Kyai Ma’ruf, Sekarang Sudah 1 Desember

oleh -0 Dilihat
Kiyai
Wapres RI Ma'ruf Amin saat berkantor di Papua (Istimewa)

Diskursus Network – Gonjang-ganjing pasca putusan Mahkamah Konstitusi (MK) membuat nama Prof. Dr. K.H. Ma’ruf Amin kian raib dari perbincangan publik. Padahal, tidak bisa disangkal, Kyai Ma’ruf adalah salah satu ulama masyhur. Semasa memimpin Majelis Ulama Indonesia (MUI), banyak catatan positifnya. MUI mampu eksis sebagai satu dari sekian banyak ormas Islam yang teguh menjaga umat dan memberikan sumbangan besar bagi seluruh masyarakat.
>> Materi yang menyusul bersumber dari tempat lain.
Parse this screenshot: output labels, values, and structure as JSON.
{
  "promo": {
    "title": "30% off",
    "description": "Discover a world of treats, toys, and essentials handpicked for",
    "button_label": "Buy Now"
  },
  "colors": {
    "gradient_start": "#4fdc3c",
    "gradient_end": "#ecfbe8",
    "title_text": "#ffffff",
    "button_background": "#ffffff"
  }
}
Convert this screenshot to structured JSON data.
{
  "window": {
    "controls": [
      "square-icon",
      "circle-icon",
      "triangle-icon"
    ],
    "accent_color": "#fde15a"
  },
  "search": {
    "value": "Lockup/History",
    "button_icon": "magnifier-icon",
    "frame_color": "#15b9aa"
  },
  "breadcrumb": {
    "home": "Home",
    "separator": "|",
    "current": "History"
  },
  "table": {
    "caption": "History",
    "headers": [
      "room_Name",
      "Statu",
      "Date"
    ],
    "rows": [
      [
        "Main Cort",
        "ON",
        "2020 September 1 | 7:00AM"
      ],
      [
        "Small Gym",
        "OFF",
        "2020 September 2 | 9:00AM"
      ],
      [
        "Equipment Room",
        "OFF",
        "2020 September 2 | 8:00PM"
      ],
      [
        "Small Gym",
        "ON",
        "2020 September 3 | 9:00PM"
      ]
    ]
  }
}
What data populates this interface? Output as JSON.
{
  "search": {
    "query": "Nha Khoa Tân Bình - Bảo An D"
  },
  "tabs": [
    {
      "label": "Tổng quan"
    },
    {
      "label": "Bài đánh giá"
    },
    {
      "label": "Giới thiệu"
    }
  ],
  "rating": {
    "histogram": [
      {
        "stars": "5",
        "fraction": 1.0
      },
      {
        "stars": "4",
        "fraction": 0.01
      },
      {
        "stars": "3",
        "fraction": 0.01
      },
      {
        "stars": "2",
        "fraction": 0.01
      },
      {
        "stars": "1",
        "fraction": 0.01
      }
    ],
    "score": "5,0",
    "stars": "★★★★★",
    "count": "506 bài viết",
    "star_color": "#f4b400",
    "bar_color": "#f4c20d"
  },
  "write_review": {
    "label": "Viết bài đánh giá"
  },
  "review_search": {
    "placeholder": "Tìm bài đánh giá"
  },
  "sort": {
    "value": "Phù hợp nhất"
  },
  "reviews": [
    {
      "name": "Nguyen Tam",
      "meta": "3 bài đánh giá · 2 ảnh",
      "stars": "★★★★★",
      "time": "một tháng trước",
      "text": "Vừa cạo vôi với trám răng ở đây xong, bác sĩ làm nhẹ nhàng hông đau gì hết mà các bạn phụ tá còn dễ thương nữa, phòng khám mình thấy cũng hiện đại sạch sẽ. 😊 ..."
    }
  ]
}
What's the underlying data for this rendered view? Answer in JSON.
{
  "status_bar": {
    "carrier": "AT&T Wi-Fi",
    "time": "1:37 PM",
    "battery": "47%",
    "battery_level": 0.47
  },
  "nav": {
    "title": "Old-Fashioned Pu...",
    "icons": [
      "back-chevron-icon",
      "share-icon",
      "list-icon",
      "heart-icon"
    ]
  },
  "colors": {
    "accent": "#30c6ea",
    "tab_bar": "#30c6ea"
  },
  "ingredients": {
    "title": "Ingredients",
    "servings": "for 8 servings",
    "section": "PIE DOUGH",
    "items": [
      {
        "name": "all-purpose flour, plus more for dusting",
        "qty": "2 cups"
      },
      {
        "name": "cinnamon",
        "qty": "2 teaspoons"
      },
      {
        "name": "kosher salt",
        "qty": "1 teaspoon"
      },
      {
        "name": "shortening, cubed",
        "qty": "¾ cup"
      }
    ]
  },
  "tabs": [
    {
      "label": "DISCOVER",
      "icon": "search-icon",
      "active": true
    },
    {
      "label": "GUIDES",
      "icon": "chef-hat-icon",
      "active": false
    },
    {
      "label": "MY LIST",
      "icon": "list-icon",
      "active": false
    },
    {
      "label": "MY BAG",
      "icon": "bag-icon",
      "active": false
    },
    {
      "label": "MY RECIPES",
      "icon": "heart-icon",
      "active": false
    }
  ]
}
Tanggal 1 Desember 1956 Mohammad Hatta mundur dari kursi wakil presiden. Alasannya, banyak diulas kaum pintar.

Salah satunya “sangat Hatta”, sangat kuat mencerminkan betapa demokrasi sungguh-sungguh merupakan hemoglobin dalam sel darah merah Hatta. Itu terbaca pada kalimatnya, “Dalam jangka waktu lama, Indonesia hidup dalam bayangan feodalisme. Tetapi neofeodalisme Sukarno lebih jahat dan lebih ganas.”

Mudah dipahami. Sukarno memang berkuasa. Tapi yang membuat Hatta tak lagi sanggup menahan muak adalah manakala kekuasaan sudah mencapai derajat yang menghancur-leburkan prinsip-prinsip dasar bernegara.

Kyai
Wapres RI, Ma’ruf Amin tiba di tanah air usai misi perdamaian dunia 3 negara

Kyai Ma’ruf pun boleh jadi membaca bahwa situasi sekarang mirip dengan keadaan tahun 1956 itu. Dan semakin lama Kyai Ma’ruf mengirup polusi dalam kehidupan kenegaraan itu, semakin mungkin publik memersepsikan wakil presiden sebagai jabatan serbatuna.

Di tengah-tengah situasi sulit untuk menciptakan legacy, wakil presiden yang gagal membuktikan efektivitasnya, apalagi karena kakinya dicengkeram kuat oleh presiden, perlu berpikir serius tentang satu hal. Bukan tentang bagaimana menjadi wakil presiden yang harum namanya. Bukan tentang apa ikhtiar untuk meningkatkan performa di satu tahun tersisa. Melainkan bagaimana melepas kursi wakil presiden dengan nilai keteladanan bagi semua.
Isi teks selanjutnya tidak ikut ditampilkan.